À Accra, les eaux ont rapidement envahi plusieurs quartiers, transformant rues et avenues en véritables cours d'eau. Weija, Mallam, Kaneshie, Spintex, Apenkwa, Tesano ou encore l'axe Accra-Kasoa ont enregistré d'importantes inondations. Des habitations, des commerces et des marchés ont été submergés, obligeant de nombreux habitants à interrompre leurs activités.
Les infrastructures routières n'ont pas été épargnées. Sur l'axe Accra-Kasoa, des dégradations importantes ont provoqué un gigantesque embouteillage qui a paralysé pendant plusieurs heures l'une des principales portes d'entrée de la capitale ghanéenne. Selon des sources locales, ces intempéries ont également causé des pertes en vies humaines.
L'activité économique a subi un coup d'arrêt. Dans le secteur d'Accra-Kasoa, plusieurs restaurants sont restés fermés toute la journée, faute d'accès pour les clients et le personnel. De nombreux commerçants ont également constaté d'importantes pertes après l'inondation de leurs boutiques.
Quelques centaines de kilomètres plus à l'est, Lagos connaissait un scénario similaire. Le dimanche 28 juin, la capitale économique du Nigeria a été frappée par de fortes pluies qui ont submergé plusieurs routes majeures, immobilisant des milliers d'automobilistes pendant de longues heures. Les images de véhicules prisonniers des eaux ont largement circulé sur les réseaux sociaux, illustrant une nouvelle fois les difficultés de circulation que connaît régulièrement cette mégapole lors des saisons pluvieuses.
D'Abidjan à Accra, en passant par Lagos, les scènes se ressemblent : quartiers inondés, populations piégées, circulation paralysée, commerces fermés et infrastructures mises à rude épreuve.

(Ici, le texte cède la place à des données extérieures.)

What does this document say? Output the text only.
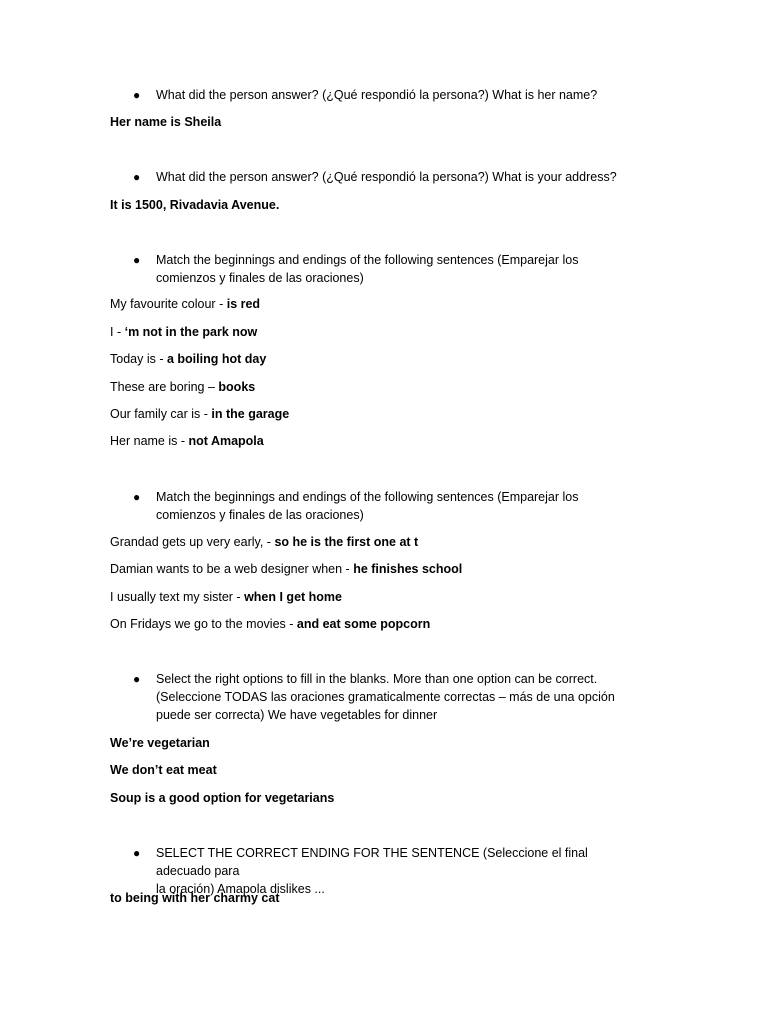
● What did the person answer? (¿Qué respondió la persona?) What is her name?
Her name is Sheila
● What did the person answer? (¿Qué respondió la persona?) What is your address?
It is 1500, Rivadavia Avenue.
● Match the beginnings and endings of the following sentences (Emparejar los
comienzos y finales de las oraciones)
My favourite colour - is red
I - ‘m not in the park now
Today is - a boiling hot day
These are boring – books
Our family car is - in the garage
Her name is - not Amapola
● Match the beginnings and endings of the following sentences (Emparejar los
comienzos y finales de las oraciones)
Grandad gets up very early, - so he is the first one at t
Damian wants to be a web designer when - he finishes school
I usually text my sister - when I get home
On Fridays we go to the movies - and eat some popcorn
● Select the right options to fill in the blanks. More than one option can be correct.
(Seleccione TODAS las oraciones gramaticalmente correctas – más de una opción
puede ser correcta) We have vegetables for dinner
We’re vegetarian
We don’t eat meat
Soup is a good option for vegetarians
● SELECT THE CORRECT ENDING FOR THE SENTENCE (Seleccione el final adecuado para
la oración) Amapola dislikes ...
to being with her charmy cat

Malgré des contextes urbains différents, ces trois grandes villes partagent les mêmes vulnérabilités face à des pluies de plus en plus intenses.
Au-delà des dégâts matériels et des pertes humaines, ces événements relancent le débat sur l'adaptation des villes africaines au changement climatique. L'insuffisance des réseaux de drainage, l'urbanisation rapide, l'occupation anarchique de certaines zones inondables et le mauvais entretien des caniveaux aggravent chaque année les conséquences de ces précipitations exceptionnelles.

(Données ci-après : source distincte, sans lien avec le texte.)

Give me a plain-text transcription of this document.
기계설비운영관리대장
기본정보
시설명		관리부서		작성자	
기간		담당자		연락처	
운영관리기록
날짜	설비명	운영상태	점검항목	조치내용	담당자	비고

Pour les populations, ces pluies ne sont plus de simples intempéries saisonnières. Elles deviennent progressivement le symbole d'une urgence climatique et urbaine qui impose aux États d'investir davantage dans des infrastructures résilientes, capables de protéger les habitants et de préserver le fonctionnement des grandes métropoles du continent.